No, for the last time I am not a pre-pubescent boy writing this from his parents’ basement while simultaneously Twittering, beating an Indonesian teenager at WarCraft and devouring frozen fishsticks.
My name is Melissa Lafsky, I’m a 29-year-old non-practicing attorney living in Brooklyn (where else?). I grew up in the D.C. area, got a B.A. from Dartmouth College and proceeded to weasel my way into the University of Virginia Law School. After graduating with a class rank somewhere appropriately average, I leaped between several law firms in New York City, and then started a blog about my experiences as a paralegal, summer associate and junior attorney. Within a month, my blog was discovered by Gawker (chances are, if you’re reading this, you’ve heard of it). Readers flooded the site by the thousands, and by December of 2005 the blog had been serenaded in a bevy of important-sounding places like the New York Times, the New York Post, the Harvard Law Record, the ABA Journal, Newsday and lots of lofty legal blogs.
Daily traffic topped twenty thousand visitors per day (which back then was a lot, I swear), people were commenting on posts by the hundreds, and I started getting fan mail, requests for legal advice, solicitations for affairs and anonymous threats to reveal my identity and get me fired. I also began meeting other bloggers and journalists, developing a novel based on the blog and exploring writing opportunities outside confines of my Midtown office. Sleep was a pipe dream.

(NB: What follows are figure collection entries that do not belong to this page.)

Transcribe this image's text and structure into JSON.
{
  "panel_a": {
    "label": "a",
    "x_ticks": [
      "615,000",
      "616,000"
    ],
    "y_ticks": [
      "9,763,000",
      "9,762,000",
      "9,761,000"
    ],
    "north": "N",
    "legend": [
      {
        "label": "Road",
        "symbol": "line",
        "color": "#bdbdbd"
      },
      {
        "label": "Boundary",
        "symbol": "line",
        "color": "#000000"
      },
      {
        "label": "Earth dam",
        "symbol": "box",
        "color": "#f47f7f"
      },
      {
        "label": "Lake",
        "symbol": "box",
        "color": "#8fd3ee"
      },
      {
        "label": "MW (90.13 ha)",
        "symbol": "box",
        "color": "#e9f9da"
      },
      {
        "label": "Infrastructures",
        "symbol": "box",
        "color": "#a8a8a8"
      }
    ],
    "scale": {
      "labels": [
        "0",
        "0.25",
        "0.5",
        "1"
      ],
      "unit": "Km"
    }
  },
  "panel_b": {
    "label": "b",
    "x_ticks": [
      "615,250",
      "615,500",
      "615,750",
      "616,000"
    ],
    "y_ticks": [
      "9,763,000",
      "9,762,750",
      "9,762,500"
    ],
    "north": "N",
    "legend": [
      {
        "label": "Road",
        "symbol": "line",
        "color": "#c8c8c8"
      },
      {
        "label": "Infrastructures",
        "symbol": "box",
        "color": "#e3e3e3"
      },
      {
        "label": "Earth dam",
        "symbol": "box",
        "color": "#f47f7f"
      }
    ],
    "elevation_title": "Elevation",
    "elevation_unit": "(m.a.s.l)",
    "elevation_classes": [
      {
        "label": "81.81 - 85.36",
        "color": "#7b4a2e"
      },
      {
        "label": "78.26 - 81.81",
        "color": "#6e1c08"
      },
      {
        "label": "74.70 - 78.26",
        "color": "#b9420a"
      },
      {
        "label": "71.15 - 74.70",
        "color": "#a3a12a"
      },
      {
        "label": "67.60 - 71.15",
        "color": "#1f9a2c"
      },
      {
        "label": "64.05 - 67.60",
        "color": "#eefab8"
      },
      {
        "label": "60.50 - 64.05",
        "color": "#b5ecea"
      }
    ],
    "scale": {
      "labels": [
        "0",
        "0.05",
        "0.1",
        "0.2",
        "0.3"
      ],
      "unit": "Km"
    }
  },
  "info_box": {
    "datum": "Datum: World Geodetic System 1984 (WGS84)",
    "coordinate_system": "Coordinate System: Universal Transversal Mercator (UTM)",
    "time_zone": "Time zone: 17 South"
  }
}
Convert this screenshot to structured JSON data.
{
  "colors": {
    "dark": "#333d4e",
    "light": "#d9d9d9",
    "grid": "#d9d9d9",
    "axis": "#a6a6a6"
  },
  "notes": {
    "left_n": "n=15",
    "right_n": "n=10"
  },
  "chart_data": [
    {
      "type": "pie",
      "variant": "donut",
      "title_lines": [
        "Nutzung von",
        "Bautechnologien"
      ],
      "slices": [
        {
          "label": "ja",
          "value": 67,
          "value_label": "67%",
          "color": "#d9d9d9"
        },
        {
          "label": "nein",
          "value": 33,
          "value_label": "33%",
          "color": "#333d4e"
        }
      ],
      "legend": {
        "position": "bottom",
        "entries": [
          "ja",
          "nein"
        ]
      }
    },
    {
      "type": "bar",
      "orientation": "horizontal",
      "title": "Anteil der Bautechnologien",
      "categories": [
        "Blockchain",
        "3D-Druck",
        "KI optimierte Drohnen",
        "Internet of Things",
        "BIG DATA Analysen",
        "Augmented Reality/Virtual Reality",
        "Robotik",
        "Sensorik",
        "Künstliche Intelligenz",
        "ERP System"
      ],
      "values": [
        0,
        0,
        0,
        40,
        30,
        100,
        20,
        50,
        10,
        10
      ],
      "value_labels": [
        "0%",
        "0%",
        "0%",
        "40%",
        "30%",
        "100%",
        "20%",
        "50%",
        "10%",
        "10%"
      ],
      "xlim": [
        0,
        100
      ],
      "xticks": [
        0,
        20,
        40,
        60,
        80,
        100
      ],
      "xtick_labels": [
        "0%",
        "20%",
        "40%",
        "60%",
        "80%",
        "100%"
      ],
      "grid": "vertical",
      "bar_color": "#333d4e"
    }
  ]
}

At the end of the calendar year, ten months and over a million visitors since the blog’s inception, I resigned from my job in order to avoid getting canned and embarrassing my coworkers (and myself — but that was pretty much inevitable). After a stint as an associate editor at the Huffington Post, I spent a year as the editor of the New York Times‘ Freakonomics blog. By day I am now the deputy web editor at Discover magazine, and I spend my nights plugging away on a couple book projects, frequenting any bakeries offering free samples, and reveling in the shed burden of anonymity — all those doubts of my actually being a girl were getting on my nerves.